Trig identities (is my method correct?)

[supernova1203]

Homework Statement

Prove the following identities

31c) sin($\frac{\pi}{2}$+x)=cosx

Homework Equations

sin²x+cos²x=1

The Attempt at a Solution

The idea here is to prove the identity by making LS=RS

so here is what i have done, but I am not sure if it is the right way, since the book shows it went about it in a different way.
My method:

sin($\frac{\pi}{2}$+x)=cosx

1+sinx=cosx

now we use the pythagreon identity

sin²x+cos²x=1

If we move the cos to the right side, we are left with sinx=-cosx

and we use another identity

cos-x=cosx

therefore LS=RS and we have proved the identity? Book method:sin($\frac{\pi}{2}$+x)=cosx

LS=sin($\frac{\pi}{2}$+x) RS=cosx

=sin$\frac{\pi}{2}$cosx+cosx+cos$\frac{\pi}{2}$sinx

=(1)cosx+(0)sinx

=cosx

LS=RS therefore sin($\frac{\pi}{2}$+x)=cosx
Is my method correct? Also at the point where they do "=sin$\frac{\pi}{2}$cosx+cosx+cos$\frac{\pi}{2}$sinx" Are they still just dealing with LS only?

thanks!

Also if someone could please explain how the book got to the solution it did, what thought process does one have to use to get to the solution the way book did? Thanks

 

[jedishrfu]

The algebra in your method is not quite right:

sin(pi/2 + x) =/= sin(pi/2) + sin(x) _________ (i.e. =/= 1 + sin(x) )

with sin(pi/2) = 1

the sine of the sum of two angles is:

sin(a + b) = sin(a)cos(b) + cos(a)sin(b)

 

[kevinj888]

Homework Statement

Prove the following identities

31c) sin($\frac{\pi}{2}$+x)=cosx

Homework Equations

sin²x+cos²x=1

The Attempt at a Solution

The idea here is to prove the identity by making LS=RS

so here is what i have done, but I am not sure if it is the right way, since the book shows it went about it in a different way.



My method:

sin($\frac{\pi}{2}$+x)=cosx

1+sinx=cosx

now we use the pythagreon identity

sin²x+cos²x=1

If we move the cos to the right side, we are left with sinx=-cosx

and we use another identity

cos-x=cosx

therefore LS=RS and we have proved the identity?





Book method:


sin($\frac{\pi}{2}$+x)=cosx

LS=sin($\frac{\pi}{2}$+x) RS=cosx

=sin$\frac{\pi}{2}$cosx+cosx+cos$\frac{\pi}{2}$sinx

=(1)cosx+(0)sinx

=cosx

LS=RS therefore sin($\frac{\pi}{2}$+x)=cosx



Is my method correct? Also at the point where they do "=sin$\frac{\pi}{2}$cosx+cosx+cos$\frac{\pi}{2}$sinx" Are they still just dealing with LS only?

thanks!

Also if someone could please explain how the book got to the solution it did, what thought process does one have to use to get to the solution the way book did? Thanks

The mistake is in this line :
1+sinx=cosx
From where you got this equation?

 

[verty]

The book's method is not what you should be using, you should be using the CAST rule and the rule about http://www.regentsprep.org/Regents/math/algtrig/ATT6/cofunctions.htm.

 

[Mark44]

The most straightforward approach to this problem is to use the identity for the sine of a sum of angles: sin(A + B) = sinA*cosB + cosA*sinB. You don't have it listed in your relevant identities/equations, but should.

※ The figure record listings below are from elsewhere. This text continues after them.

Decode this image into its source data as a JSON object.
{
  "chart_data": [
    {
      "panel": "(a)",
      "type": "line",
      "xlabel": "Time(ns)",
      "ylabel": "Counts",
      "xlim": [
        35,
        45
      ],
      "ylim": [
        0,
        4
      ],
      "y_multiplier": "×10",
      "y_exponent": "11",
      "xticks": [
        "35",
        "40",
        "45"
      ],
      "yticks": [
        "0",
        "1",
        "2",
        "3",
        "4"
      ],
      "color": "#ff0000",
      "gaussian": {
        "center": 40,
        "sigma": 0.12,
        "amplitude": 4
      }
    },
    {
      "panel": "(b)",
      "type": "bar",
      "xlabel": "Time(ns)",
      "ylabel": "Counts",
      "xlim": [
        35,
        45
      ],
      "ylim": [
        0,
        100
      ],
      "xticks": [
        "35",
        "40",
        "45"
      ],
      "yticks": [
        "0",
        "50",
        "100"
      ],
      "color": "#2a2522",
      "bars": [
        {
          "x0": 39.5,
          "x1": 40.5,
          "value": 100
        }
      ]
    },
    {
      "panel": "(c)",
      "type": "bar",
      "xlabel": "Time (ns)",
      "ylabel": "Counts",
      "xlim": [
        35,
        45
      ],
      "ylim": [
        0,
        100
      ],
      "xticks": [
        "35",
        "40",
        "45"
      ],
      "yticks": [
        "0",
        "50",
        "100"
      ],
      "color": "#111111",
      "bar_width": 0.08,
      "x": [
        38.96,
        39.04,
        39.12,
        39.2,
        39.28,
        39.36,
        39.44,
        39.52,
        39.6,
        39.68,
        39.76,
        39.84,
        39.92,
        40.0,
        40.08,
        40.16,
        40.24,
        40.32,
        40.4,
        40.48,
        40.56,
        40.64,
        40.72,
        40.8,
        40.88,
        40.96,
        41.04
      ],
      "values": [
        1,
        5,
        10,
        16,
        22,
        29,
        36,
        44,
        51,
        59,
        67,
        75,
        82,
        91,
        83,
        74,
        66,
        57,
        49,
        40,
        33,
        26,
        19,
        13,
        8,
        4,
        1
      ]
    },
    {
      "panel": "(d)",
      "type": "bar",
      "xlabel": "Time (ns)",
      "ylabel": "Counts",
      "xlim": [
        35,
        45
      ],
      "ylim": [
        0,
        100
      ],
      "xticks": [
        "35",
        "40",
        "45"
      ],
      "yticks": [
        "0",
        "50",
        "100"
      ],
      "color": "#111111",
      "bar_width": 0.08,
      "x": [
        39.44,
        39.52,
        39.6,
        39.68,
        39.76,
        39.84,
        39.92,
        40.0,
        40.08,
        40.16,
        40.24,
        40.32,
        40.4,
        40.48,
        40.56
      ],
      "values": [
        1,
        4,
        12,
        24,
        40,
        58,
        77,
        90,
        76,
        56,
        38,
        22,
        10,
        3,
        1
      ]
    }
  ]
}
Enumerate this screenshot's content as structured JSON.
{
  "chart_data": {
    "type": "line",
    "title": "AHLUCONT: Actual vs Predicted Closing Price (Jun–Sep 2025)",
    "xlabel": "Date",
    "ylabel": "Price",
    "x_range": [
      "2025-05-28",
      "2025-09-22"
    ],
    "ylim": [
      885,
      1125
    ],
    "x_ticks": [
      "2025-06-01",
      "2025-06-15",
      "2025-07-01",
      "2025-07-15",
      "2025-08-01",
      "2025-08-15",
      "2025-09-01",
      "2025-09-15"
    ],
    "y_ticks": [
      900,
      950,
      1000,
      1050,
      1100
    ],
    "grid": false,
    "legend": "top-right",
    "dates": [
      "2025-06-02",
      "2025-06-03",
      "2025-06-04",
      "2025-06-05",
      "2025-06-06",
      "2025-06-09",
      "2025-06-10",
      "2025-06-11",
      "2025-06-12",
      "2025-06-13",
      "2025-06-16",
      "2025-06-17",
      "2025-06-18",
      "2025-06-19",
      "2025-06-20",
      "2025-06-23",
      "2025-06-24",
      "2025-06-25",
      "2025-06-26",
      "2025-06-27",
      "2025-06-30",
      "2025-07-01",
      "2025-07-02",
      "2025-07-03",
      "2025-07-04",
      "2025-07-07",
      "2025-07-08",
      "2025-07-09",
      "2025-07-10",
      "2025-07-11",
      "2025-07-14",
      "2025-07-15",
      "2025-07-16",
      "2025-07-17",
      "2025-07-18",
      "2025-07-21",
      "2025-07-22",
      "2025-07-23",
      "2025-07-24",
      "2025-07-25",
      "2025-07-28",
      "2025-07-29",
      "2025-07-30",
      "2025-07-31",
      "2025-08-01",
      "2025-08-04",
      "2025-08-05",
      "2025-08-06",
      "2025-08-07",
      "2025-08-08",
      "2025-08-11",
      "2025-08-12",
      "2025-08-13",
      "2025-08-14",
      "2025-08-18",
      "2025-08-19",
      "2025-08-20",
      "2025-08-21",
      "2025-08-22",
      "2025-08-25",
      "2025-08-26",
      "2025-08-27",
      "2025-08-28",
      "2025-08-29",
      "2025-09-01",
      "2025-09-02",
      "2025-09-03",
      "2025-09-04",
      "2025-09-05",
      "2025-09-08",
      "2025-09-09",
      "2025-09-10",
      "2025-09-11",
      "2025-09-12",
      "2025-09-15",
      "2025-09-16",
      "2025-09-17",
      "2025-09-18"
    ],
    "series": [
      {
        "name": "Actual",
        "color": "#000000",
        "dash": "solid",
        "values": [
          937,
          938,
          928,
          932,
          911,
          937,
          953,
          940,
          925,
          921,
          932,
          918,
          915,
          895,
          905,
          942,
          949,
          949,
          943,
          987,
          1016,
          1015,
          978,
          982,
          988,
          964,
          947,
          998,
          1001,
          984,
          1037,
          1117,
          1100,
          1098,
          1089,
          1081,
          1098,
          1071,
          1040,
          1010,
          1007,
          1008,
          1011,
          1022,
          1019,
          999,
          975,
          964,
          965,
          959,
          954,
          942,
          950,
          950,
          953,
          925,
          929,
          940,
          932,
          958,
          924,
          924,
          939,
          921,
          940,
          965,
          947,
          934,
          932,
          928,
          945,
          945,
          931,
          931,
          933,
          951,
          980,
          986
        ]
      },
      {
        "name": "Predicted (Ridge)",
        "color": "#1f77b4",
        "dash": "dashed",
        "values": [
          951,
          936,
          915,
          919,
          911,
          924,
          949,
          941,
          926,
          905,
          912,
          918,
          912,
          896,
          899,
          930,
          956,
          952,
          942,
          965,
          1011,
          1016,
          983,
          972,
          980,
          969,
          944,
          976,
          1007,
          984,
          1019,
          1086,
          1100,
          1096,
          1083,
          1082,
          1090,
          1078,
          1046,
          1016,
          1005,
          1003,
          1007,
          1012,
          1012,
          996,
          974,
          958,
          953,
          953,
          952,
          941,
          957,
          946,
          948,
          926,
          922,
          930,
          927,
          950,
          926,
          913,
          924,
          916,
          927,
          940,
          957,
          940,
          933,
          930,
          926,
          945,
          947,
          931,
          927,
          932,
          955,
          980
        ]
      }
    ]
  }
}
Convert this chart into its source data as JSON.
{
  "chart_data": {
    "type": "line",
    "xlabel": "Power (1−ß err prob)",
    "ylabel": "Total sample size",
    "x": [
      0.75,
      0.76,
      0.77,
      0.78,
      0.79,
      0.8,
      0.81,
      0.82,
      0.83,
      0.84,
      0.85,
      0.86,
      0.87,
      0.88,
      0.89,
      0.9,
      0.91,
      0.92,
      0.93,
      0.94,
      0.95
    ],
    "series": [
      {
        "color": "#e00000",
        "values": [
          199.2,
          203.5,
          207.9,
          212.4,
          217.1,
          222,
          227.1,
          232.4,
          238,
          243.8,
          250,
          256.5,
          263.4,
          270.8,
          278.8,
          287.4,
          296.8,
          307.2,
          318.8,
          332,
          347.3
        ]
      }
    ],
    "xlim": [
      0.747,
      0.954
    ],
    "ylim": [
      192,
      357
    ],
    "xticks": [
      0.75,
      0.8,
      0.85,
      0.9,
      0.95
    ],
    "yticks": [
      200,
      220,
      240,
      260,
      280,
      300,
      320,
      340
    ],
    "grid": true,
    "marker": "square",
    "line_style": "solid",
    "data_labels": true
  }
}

The mistake you made is thinking that sin(A + B) "distributes" over a sum to result in sinA + sinB. That is definitely NOT true.

 

[sherrellbc]

The mistake is in this line :
1+sinx=cosx
From where you got this equation?

I was wondering the same thing.
Perhaps, you meant to write:
$1 - sin^2(x) = cos^2(x)$

Otherwise I am not sure.

Also,
$sin(A+B) = sin(A)cos(B) + sin(B)cos(A)$

 

[Mark44]

The mistake is in this line :
1+sinx=cosx
From where you got this equation?

I was wondering the same thing.
Perhaps, you meant to write:
$1 - sin^2(x) = cos^2(x)$

I believe this is what the OP was doing:
$sin(\pi/2 + x) = cos(x)$
$sin(\pi/2) + sin(x) = cos(x)$
1 + sin(x) = cos(x)

IOW, the OP was to distribute in a situation for which it wasn't applicable.